I paid a visit to the property and whilst there we lifted a section of Parquet to see how easily they would come up. It was certainly possible to remove the floor, but it was clear the biggest issue would be removing the sticky bitumen that the parquet tiles had been stuck down with. Having said that I knew from previous experience it could be done, although it would be time consuming, so I gave them a price which they were happy with and we scheduled a date to return.
Cleaning a Victorian Tiled Hallway Floor
On the first day we got to work, starting by protecting the skirting and woodwork to avoid getting bitumen residue on them. Upon removal of the Parquet we got to grips with the bitumen adhesive which was used to stick the parquet to the tile. This didn’t disappoint and proved to be a very stubborn. We found the best way to deal with it was to start by carefully scraping off as much of the solidified bitumen with a blade as possible. This left a residual bitumen layer that could not be fully removed but was weakened with the application of white spirit to bleed the bitumen, a time-consuming exercise but the results are there for all to see.
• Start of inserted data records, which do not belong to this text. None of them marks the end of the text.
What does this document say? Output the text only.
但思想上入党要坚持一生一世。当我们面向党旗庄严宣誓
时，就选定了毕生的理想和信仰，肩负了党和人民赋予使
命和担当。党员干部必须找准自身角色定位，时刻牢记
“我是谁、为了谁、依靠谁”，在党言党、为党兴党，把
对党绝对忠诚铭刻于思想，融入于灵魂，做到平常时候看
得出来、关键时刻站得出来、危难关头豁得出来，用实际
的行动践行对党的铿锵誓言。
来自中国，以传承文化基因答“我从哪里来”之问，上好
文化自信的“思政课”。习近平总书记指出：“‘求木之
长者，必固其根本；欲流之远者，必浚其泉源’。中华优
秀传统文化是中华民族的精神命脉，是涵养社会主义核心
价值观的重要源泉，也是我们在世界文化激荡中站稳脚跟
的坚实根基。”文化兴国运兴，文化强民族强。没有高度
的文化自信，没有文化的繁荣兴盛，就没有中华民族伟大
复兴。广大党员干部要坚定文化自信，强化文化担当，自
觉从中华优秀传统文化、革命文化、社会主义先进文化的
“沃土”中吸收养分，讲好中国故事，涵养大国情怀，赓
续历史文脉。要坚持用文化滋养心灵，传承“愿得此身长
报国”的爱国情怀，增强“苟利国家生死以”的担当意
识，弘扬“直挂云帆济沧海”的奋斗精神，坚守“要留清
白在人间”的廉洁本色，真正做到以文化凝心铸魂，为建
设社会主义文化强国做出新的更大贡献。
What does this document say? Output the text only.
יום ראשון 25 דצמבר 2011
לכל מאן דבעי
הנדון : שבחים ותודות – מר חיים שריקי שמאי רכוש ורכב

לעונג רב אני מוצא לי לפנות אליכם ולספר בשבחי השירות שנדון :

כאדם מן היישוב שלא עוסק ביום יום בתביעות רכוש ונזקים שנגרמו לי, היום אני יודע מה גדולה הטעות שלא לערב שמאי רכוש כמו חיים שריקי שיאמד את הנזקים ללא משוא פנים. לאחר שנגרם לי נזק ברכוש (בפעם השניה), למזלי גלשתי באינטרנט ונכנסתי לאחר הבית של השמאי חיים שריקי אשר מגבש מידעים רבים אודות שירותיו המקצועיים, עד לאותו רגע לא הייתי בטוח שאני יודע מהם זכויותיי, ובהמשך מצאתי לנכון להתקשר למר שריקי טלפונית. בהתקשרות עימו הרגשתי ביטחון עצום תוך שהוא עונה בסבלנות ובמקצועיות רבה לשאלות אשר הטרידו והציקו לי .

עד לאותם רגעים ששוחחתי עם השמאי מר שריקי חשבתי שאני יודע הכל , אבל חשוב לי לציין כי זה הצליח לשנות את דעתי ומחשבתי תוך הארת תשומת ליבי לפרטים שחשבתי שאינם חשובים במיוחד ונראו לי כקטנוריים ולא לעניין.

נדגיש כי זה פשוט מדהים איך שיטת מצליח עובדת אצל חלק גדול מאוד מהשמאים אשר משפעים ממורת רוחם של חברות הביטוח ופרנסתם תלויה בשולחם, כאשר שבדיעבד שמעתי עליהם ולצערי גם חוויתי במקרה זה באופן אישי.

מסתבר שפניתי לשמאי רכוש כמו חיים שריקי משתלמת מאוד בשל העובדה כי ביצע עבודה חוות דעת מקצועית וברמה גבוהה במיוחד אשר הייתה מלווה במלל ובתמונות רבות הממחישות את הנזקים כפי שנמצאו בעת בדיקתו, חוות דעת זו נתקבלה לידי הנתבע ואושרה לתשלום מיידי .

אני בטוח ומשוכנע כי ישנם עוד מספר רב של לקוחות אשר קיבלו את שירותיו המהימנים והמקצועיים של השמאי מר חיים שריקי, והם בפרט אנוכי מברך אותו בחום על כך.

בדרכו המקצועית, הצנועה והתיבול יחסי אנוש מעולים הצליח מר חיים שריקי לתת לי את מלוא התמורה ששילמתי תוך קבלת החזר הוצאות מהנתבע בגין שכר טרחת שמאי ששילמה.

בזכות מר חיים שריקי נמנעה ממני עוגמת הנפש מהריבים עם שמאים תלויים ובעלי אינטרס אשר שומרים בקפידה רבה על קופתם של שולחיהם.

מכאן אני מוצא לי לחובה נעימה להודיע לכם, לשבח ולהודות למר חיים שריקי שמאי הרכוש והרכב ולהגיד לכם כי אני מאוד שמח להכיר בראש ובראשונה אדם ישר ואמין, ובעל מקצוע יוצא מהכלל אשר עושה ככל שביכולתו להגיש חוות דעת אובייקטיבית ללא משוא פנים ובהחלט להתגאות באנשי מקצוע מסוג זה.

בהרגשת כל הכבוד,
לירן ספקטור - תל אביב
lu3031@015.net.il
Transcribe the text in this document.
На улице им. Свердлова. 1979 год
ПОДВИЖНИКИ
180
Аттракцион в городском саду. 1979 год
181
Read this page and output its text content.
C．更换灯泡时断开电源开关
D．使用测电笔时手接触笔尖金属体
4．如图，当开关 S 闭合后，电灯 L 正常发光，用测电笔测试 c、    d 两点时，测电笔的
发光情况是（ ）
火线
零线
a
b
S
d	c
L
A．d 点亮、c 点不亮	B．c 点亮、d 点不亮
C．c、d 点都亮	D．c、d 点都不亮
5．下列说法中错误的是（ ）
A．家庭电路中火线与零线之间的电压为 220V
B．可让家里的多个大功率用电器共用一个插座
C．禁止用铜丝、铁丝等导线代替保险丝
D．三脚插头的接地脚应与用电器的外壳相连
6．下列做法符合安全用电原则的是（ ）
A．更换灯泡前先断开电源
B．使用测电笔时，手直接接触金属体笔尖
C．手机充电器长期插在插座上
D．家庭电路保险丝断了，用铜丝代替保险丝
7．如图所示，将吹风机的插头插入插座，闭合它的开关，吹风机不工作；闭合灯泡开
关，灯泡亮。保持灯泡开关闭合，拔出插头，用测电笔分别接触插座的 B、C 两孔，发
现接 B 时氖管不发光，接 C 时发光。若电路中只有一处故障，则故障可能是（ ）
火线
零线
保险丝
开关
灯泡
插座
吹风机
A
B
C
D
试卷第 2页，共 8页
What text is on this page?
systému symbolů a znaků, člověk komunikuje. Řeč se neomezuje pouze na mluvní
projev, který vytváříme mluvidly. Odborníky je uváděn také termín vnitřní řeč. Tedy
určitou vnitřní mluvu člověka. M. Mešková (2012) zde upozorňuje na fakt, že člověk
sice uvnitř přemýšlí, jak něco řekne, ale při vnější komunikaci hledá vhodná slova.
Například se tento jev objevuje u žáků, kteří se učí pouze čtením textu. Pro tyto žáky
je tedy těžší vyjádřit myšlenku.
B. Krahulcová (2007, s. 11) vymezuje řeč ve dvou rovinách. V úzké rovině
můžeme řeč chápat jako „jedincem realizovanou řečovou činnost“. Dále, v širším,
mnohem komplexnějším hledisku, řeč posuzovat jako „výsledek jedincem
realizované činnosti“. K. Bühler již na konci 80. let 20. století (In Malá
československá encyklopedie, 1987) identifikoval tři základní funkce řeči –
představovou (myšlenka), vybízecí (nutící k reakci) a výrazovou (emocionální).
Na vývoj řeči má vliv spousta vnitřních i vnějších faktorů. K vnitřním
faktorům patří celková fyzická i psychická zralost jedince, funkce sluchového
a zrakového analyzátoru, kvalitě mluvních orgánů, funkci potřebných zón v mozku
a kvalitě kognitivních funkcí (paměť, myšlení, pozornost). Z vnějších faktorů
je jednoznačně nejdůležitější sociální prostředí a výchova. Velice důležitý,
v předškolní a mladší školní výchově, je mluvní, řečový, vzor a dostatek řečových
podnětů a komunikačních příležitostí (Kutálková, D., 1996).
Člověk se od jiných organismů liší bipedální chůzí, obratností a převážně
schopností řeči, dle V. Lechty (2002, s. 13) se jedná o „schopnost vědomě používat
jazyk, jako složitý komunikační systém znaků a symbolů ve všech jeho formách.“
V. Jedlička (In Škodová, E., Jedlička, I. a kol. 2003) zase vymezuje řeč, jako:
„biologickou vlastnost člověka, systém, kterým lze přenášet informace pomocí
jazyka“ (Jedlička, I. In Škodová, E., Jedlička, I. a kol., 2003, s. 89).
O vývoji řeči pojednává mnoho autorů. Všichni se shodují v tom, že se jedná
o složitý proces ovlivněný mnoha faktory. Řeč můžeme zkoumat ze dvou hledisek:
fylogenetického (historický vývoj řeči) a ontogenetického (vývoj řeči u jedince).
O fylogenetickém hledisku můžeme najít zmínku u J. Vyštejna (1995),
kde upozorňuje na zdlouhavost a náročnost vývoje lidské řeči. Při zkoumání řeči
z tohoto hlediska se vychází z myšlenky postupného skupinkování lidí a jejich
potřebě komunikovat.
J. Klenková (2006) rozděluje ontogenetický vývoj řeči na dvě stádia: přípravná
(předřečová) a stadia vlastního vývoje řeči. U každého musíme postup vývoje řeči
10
Once all the bitumen was removed, we used diamond burnishing pads starting on a 400-grit pad and finishing on an 800-grit pad using water to lubricate. This removes and T-Cuts the surface of the floor. The resultant soil was rinsed off the tiles and extracted with a wet vacuum. This was a long task but thankfully the floor underneath was looking pretty good.
We then neutralized the floor with water and were careful to make sure there was no bitumen residue remaining. The floor was left for 24 hours to dry off fully before sealing.
Sealing a Victorian Tiled Hallway Floor
The customer specified they wanted a durable satin finish for the floor so I applied Tile Doctor Seal and Go which we recommend for Victorian tiles. This product is specially formulated water-based blend of acrylic polymers which provides both a stain resistant surface seal and a durable low-sheen finish. The seal ensures this heavy traffic area will be protected.
The customer was thrilled with the transformation.
For regular cleaning I recommended the use of Tile Doctor Neutral Tile Cleaner which is formulated for use with sealed surfaces and won’t prematurely break down the sealer which is the problem with many supermarket cleaning products.